As I lay beside him, on a mattress, I assured him when he moaned that I was there, that he was safe. At 3 am I couldn’t stay awake any longer and fell into a dream. In it I was flying in my painting “Passover” (an image depicting Byron Bay’s breathtaking beach called The Pass which is skirted in coastal rainforest and has a vista that stretches to Mount Warning, the mountain I see from my bedroom window). On Dad’s first trip to Australia (from the UK in 1991), he walked that beach and told me “I’ve been here before. I’ve re-visted this place many times”.

The painting is about harmony, Australians living a natural life in the absence of disparity. People, in tandem with the Arakwal male and female totems soar with sea eagles and surf waves with dolphins. It is about passing over the land the way nature intended.

In my dream I was flying over the trees looking towards the distant sun when I became conscious of flying in my painting. I woke with a bit of a jolt to see my father take his last breath. I got up and stood beside him and cried and I said ‘dad, you did so well, that was such an effort. Thanks for being my dad and the best grandad to my boys.’ I kissed his still warm forehead.

This recent time has been an awakening on so many levels for me. Emotional honesty has become my litmus. I am resolved in my surrender to its will. It isn’t so much a time of reason. I am simply doing what is required to return to self. The time we have here is too valuable to not treasure it with absolute integrity. In the uncomfortable is where the magic lives. This shift has shocked and surprised; boundaries have emerged in an ocean of clarity. It’s making me look at myself, my choices. It is bringing out the best in everyone I love. Spontaneity has become the new order.

I came home and spent a week recovering. Then I packed my car with ladders and paints bound for Tenterfield, a three-hour drive from home, to paint a mural for the Sir Henry Parkes Memorial School.

Driving over the Great Dividing Range and into unfamiliar territory was a blessing and it was painful. I found comfort in the bosom of a wonderful community.

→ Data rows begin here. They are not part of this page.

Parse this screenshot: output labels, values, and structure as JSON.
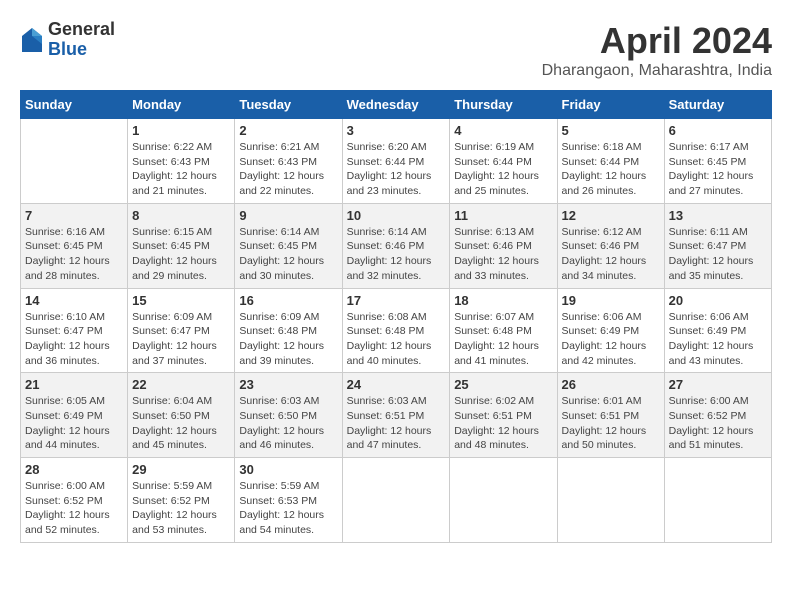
{
  "logo": {
    "general": "General",
    "blue": "Blue"
  },
  "title": "April 2024",
  "subtitle": "Dharangaon, Maharashtra, India",
  "days": [
    "Sunday",
    "Monday",
    "Tuesday",
    "Wednesday",
    "Thursday",
    "Friday",
    "Saturday"
  ],
  "weeks": [
    [
      {
        "day": "",
        "info": ""
      },
      {
        "day": "1",
        "info": "Sunrise: 6:22 AM\nSunset: 6:43 PM\nDaylight: 12 hours\nand 21 minutes."
      },
      {
        "day": "2",
        "info": "Sunrise: 6:21 AM\nSunset: 6:43 PM\nDaylight: 12 hours\nand 22 minutes."
      },
      {
        "day": "3",
        "info": "Sunrise: 6:20 AM\nSunset: 6:44 PM\nDaylight: 12 hours\nand 23 minutes."
      },
      {
        "day": "4",
        "info": "Sunrise: 6:19 AM\nSunset: 6:44 PM\nDaylight: 12 hours\nand 25 minutes."
      },
      {
        "day": "5",
        "info": "Sunrise: 6:18 AM\nSunset: 6:44 PM\nDaylight: 12 hours\nand 26 minutes."
      },
      {
        "day": "6",
        "info": "Sunrise: 6:17 AM\nSunset: 6:45 PM\nDaylight: 12 hours\nand 27 minutes."
      }
    ],
    [
      {
        "day": "7",
        "info": "Sunrise: 6:16 AM\nSunset: 6:45 PM\nDaylight: 12 hours\nand 28 minutes."
      },
      {
        "day": "8",
        "info": "Sunrise: 6:15 AM\nSunset: 6:45 PM\nDaylight: 12 hours\nand 29 minutes."
      },
      {
        "day": "9",
        "info": "Sunrise: 6:14 AM\nSunset: 6:45 PM\nDaylight: 12 hours\nand 30 minutes."
      },
      {
        "day": "10",
        "info": "Sunrise: 6:14 AM\nSunset: 6:46 PM\nDaylight: 12 hours\nand 32 minutes."
      },
      {
        "day": "11",
        "info": "Sunrise: 6:13 AM\nSunset: 6:46 PM\nDaylight: 12 hours\nand 33 minutes."
      },
      {
        "day": "12",
        "info": "Sunrise: 6:12 AM\nSunset: 6:46 PM\nDaylight: 12 hours\nand 34 minutes."
      },
      {
        "day": "13",
        "info": "Sunrise: 6:11 AM\nSunset: 6:47 PM\nDaylight: 12 hours\nand 35 minutes."
      }
    ],
    [
      {
        "day": "14",
        "info": "Sunrise: 6:10 AM\nSunset: 6:47 PM\nDaylight: 12 hours\nand 36 minutes."
      },
      {
        "day": "15",
        "info": "Sunrise: 6:09 AM\nSunset: 6:47 PM\nDaylight: 12 hours\nand 37 minutes."
      },
      {
        "day": "16",
        "info": "Sunrise: 6:09 AM\nSunset: 6:48 PM\nDaylight: 12 hours\nand 39 minutes."
      },
      {
        "day": "17",
        "info": "Sunrise: 6:08 AM\nSunset: 6:48 PM\nDaylight: 12 hours\nand 40 minutes."
      },
      {
        "day": "18",
        "info": "Sunrise: 6:07 AM\nSunset: 6:48 PM\nDaylight: 12 hours\nand 41 minutes."
      },
      {
        "day": "19",
        "info": "Sunrise: 6:06 AM\nSunset: 6:49 PM\nDaylight: 12 hours\nand 42 minutes."
      },
      {
        "day": "20",
        "info": "Sunrise: 6:06 AM\nSunset: 6:49 PM\nDaylight: 12 hours\nand 43 minutes."
      }
    ],
    [
      {
        "day": "21",
        "info": "Sunrise: 6:05 AM\nSunset: 6:49 PM\nDaylight: 12 hours\nand 44 minutes."
      },
      {
        "day": "22",
        "info": "Sunrise: 6:04 AM\nSunset: 6:50 PM\nDaylight: 12 hours\nand 45 minutes."
      },
      {
        "day": "23",
        "info": "Sunrise: 6:03 AM\nSunset: 6:50 PM\nDaylight: 12 hours\nand 46 minutes."
      },
      {
        "day": "24",
        "info": "Sunrise: 6:03 AM\nSunset: 6:51 PM\nDaylight: 12 hours\nand 47 minutes."
      },
      {
        "day": "25",
        "info": "Sunrise: 6:02 AM\nSunset: 6:51 PM\nDaylight: 12 hours\nand 48 minutes."
      },
      {
        "day": "26",
        "info": "Sunrise: 6:01 AM\nSunset: 6:51 PM\nDaylight: 12 hours\nand 50 minutes."
      },
      {
        "day": "27",
        "info": "Sunrise: 6:00 AM\nSunset: 6:52 PM\nDaylight: 12 hours\nand 51 minutes."
      }
    ],
    [
      {
        "day": "28",
        "info": "Sunrise: 6:00 AM\nSunset: 6:52 PM\nDaylight: 12 hours\nand 52 minutes."
      },
      {
        "day": "29",
        "info": "Sunrise: 5:59 AM\nSunset: 6:52 PM\nDaylight: 12 hours\nand 53 minutes."
      },
      {
        "day": "30",
        "info": "Sunrise: 5:59 AM\nSunset: 6:53 PM\nDaylight: 12 hours\nand 54 minutes."
      },
      {
        "day": "",
        "info": ""
      },
      {
        "day": "",
        "info": ""
      },
      {
        "day": "",
        "info": ""
      },
      {
        "day": "",
        "info": ""
      }
    ]
  ]
}
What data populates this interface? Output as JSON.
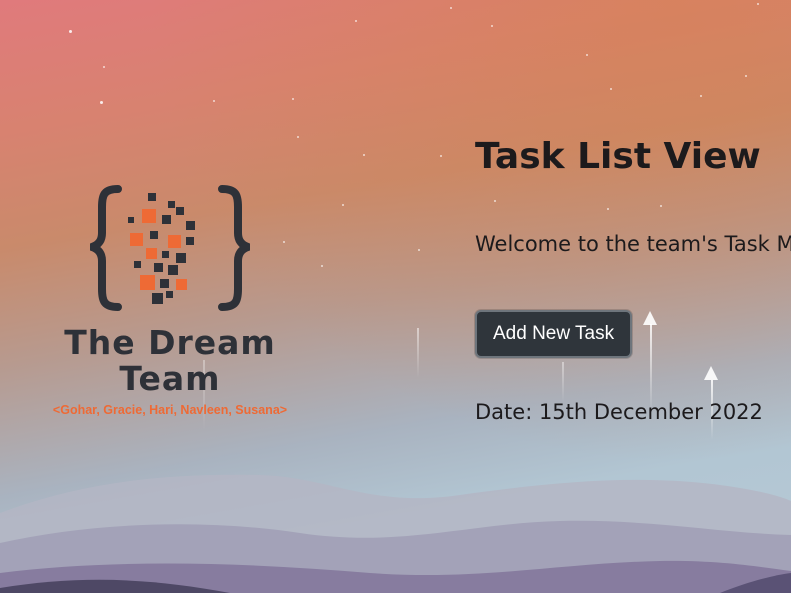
{
  "logo": {
    "name": "The Dream Team",
    "members": "<Gohar, Gracie, Hari, Navleen, Susana>"
  },
  "main": {
    "title": "Task List View",
    "welcome": "Welcome to the team's Task M",
    "add_button_label": "Add New Task",
    "date": "Date: 15th December 2022"
  },
  "colors": {
    "accent": "#ee6a35",
    "dark": "#2e3138",
    "button_bg": "#2f353b"
  }
}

Waking on frosty mornings, my window was de-iced by a kind and fun woman at the motel, teachers, many living on the land, would bring in apples from their trees or cook up pumpkin soup to share. It was exactly what I needed. I used the time like a strange retreat. In the darkness of my simple dwelling I stayed off social media and any stimulants so I could sit in my puddle of uncomfortable and find some magic.

And every day I went to school and painted a mural about the life of a tree and the four seasons it re-visits in it’s cycle of being.